What we believe about ourselves determines so much of how we live, the actions we take, and ultimately the stories we live and tell. The story God is telling in our lives is one of change and redemption.
It often reverses our initial motives for those ‘resolutions’ and it dissolves the existence of others. By focusing on lying down our own will and trusting in His, we gain clarity. We begin to ask more questions. We begin to ask different questions:
Why do we want to change “(fill in the bank)”?
Who is this change for?
Is the unknown result worth the possibly painful process?
Does our ‘resolution’ align with who we know we are in Him?

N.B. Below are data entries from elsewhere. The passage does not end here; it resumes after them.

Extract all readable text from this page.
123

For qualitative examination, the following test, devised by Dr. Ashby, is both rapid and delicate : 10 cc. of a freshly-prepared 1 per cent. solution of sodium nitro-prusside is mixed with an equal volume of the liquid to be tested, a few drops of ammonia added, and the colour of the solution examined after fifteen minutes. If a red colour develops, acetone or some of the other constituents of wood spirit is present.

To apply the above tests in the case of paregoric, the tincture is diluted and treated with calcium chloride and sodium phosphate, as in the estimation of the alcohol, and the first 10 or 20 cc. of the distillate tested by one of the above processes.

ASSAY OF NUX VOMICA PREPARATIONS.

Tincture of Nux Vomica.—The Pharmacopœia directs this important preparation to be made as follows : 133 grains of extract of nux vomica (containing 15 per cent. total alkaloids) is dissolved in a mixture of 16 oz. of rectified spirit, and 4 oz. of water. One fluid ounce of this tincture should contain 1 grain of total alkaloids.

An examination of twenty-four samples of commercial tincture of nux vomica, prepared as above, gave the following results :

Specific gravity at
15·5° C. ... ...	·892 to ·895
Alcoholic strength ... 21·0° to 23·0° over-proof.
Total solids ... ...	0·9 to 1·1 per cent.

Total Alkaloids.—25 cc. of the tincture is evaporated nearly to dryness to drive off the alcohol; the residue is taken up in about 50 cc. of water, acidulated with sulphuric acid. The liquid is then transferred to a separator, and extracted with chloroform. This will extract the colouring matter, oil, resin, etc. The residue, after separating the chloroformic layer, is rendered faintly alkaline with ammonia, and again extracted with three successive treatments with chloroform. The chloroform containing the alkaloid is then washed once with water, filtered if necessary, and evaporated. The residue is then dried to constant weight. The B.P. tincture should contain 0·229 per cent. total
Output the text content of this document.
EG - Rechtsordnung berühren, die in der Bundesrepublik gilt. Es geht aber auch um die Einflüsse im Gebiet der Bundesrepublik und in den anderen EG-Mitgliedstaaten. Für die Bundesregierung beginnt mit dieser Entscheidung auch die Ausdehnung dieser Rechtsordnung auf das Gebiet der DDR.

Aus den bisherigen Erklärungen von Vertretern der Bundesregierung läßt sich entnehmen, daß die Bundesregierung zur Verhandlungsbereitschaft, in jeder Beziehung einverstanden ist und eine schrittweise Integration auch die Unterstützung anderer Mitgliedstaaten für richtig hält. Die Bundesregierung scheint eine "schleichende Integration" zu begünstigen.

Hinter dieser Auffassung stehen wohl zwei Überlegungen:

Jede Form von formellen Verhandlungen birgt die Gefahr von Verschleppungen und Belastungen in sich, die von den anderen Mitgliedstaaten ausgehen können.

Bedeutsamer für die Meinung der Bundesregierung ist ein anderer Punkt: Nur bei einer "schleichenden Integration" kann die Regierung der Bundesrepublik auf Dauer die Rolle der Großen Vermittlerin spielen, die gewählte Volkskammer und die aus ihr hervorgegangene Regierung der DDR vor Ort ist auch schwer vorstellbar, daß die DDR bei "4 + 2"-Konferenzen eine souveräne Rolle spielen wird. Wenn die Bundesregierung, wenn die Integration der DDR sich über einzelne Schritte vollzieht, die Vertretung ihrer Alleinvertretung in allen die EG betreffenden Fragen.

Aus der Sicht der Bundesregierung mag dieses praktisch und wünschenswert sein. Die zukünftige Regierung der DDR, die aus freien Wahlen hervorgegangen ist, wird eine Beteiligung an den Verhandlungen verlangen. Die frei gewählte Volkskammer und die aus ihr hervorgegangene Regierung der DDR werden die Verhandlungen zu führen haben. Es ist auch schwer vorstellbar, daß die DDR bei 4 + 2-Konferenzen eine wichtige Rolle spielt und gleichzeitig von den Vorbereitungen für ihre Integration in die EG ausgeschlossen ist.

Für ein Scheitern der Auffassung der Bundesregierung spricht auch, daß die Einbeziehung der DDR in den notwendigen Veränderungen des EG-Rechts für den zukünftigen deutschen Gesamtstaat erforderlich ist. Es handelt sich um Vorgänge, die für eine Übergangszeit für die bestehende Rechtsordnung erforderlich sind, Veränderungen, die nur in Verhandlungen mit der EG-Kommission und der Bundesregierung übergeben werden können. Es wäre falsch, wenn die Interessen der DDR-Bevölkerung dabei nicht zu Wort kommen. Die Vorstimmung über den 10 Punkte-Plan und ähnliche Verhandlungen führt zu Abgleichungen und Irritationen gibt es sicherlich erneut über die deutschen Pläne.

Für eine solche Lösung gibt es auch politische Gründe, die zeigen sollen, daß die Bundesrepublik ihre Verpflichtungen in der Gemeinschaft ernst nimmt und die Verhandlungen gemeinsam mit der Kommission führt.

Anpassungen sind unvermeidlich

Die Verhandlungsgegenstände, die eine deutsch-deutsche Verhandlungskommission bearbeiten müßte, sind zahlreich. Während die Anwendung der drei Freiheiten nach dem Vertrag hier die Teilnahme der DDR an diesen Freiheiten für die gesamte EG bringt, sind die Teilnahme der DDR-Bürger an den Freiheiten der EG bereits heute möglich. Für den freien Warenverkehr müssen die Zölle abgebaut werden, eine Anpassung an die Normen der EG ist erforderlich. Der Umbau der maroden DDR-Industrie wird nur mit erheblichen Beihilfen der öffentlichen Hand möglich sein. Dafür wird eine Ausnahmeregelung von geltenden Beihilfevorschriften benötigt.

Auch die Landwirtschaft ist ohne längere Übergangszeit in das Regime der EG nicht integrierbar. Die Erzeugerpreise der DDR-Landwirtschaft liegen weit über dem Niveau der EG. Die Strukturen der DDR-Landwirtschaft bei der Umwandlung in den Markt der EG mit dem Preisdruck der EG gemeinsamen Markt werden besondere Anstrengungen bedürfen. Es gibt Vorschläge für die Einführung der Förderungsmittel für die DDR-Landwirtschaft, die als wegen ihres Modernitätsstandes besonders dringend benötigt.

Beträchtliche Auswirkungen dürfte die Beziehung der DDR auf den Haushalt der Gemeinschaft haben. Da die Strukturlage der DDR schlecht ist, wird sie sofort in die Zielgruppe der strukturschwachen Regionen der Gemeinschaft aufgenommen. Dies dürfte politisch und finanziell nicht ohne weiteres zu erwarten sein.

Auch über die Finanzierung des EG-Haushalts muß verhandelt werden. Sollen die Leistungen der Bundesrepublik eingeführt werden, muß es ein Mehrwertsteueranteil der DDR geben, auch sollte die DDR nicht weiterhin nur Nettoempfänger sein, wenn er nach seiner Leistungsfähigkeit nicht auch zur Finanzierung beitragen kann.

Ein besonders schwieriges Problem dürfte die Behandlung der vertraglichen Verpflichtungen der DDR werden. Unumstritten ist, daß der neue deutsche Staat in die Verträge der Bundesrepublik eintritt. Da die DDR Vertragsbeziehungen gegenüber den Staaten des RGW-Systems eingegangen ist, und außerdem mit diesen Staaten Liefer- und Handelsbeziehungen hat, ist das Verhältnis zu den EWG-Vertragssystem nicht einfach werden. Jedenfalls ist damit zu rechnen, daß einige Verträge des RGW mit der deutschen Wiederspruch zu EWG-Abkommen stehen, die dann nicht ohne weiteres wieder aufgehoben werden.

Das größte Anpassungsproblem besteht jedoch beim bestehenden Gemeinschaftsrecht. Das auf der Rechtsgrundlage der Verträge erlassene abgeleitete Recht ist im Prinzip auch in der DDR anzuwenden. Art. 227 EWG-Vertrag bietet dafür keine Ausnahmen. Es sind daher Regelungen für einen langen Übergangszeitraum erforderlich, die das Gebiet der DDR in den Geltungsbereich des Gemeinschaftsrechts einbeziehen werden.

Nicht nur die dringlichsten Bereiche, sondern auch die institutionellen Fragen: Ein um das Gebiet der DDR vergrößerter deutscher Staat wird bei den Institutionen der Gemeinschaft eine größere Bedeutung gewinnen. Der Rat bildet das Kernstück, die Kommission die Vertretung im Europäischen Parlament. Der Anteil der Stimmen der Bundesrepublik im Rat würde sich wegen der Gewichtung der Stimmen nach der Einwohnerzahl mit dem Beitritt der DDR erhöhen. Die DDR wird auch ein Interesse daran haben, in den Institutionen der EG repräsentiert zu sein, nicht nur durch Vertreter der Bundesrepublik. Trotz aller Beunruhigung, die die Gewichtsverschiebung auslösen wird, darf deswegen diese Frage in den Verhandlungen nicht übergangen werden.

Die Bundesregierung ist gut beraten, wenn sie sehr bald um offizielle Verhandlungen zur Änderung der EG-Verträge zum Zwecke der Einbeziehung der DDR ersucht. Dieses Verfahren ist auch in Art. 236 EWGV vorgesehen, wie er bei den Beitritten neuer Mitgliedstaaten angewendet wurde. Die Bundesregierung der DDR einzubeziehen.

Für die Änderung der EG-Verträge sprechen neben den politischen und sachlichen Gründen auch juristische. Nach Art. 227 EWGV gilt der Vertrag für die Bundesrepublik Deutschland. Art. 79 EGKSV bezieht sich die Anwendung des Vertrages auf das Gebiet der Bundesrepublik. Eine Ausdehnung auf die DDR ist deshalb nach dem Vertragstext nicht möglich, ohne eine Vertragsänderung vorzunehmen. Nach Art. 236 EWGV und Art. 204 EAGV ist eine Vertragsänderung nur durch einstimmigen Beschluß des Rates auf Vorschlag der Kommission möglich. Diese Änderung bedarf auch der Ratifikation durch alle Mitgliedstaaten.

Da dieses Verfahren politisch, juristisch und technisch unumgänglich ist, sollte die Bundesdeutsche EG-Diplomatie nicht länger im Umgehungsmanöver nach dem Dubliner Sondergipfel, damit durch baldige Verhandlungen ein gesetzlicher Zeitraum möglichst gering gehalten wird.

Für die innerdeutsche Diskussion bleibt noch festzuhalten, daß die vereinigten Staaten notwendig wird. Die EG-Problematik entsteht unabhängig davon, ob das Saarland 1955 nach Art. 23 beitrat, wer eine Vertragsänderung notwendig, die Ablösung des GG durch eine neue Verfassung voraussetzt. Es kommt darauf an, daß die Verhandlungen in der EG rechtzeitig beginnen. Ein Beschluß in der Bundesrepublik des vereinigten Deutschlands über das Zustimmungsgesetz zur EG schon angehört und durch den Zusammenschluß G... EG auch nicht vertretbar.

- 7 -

Are we seeking value from an outcome or do we know our worth outside of it?
And, these things that fill up our calendars, are they truly essential? Are they mindless or are they destructive distractions?
What can I eliminate to propel me towards true lasting change?
Sweet friends, understand that clarity, confidence, and courage are not automatic. These things take time. You’ve seen that here, if you have been following the story I am telling. But with all my flaws, all my failures, and all the changes in my life, God is always there: cultivating and binding me to Him. Even when I am not. Yours too, do you see?
So with this coming new year, as your rhythm and routine take root, take time to assess and engage with the One who is the best cultivator and curator of life and change. Be willing to listen. Shut up for once.
"My son, if you accept what I am telling you and store my counsel and directives deep within you,If you LISTEN for Lady Wisdom, attune your ears to her, and ENGAGE your mind to understand what she is telling you,If you cry out to her for insight and beg for understanding, If you SIFT through the clamor of everything around you to seek her like some precious prize, to search for her like buried treasure; Then you will grasp what it means to truly respect the Eternal, and you will have DISCOVERED the knowledge of the one True God."(Proverbs 2)
I am so grateful for each of you who have entered this space, this blog: my little Internet home. I look forward to more dialogue, wrestling, and growth together. Our conversations connect us: whether online or off. I’ll be sharing with you more online again about the listening, learning and #inreallife I’ve been living in recent months.
Thanks for reading along today, and as you raise your glass and ring in the new year, may I remind you to try this good resolution too, “just breathe through your nose and wiggle your toes?”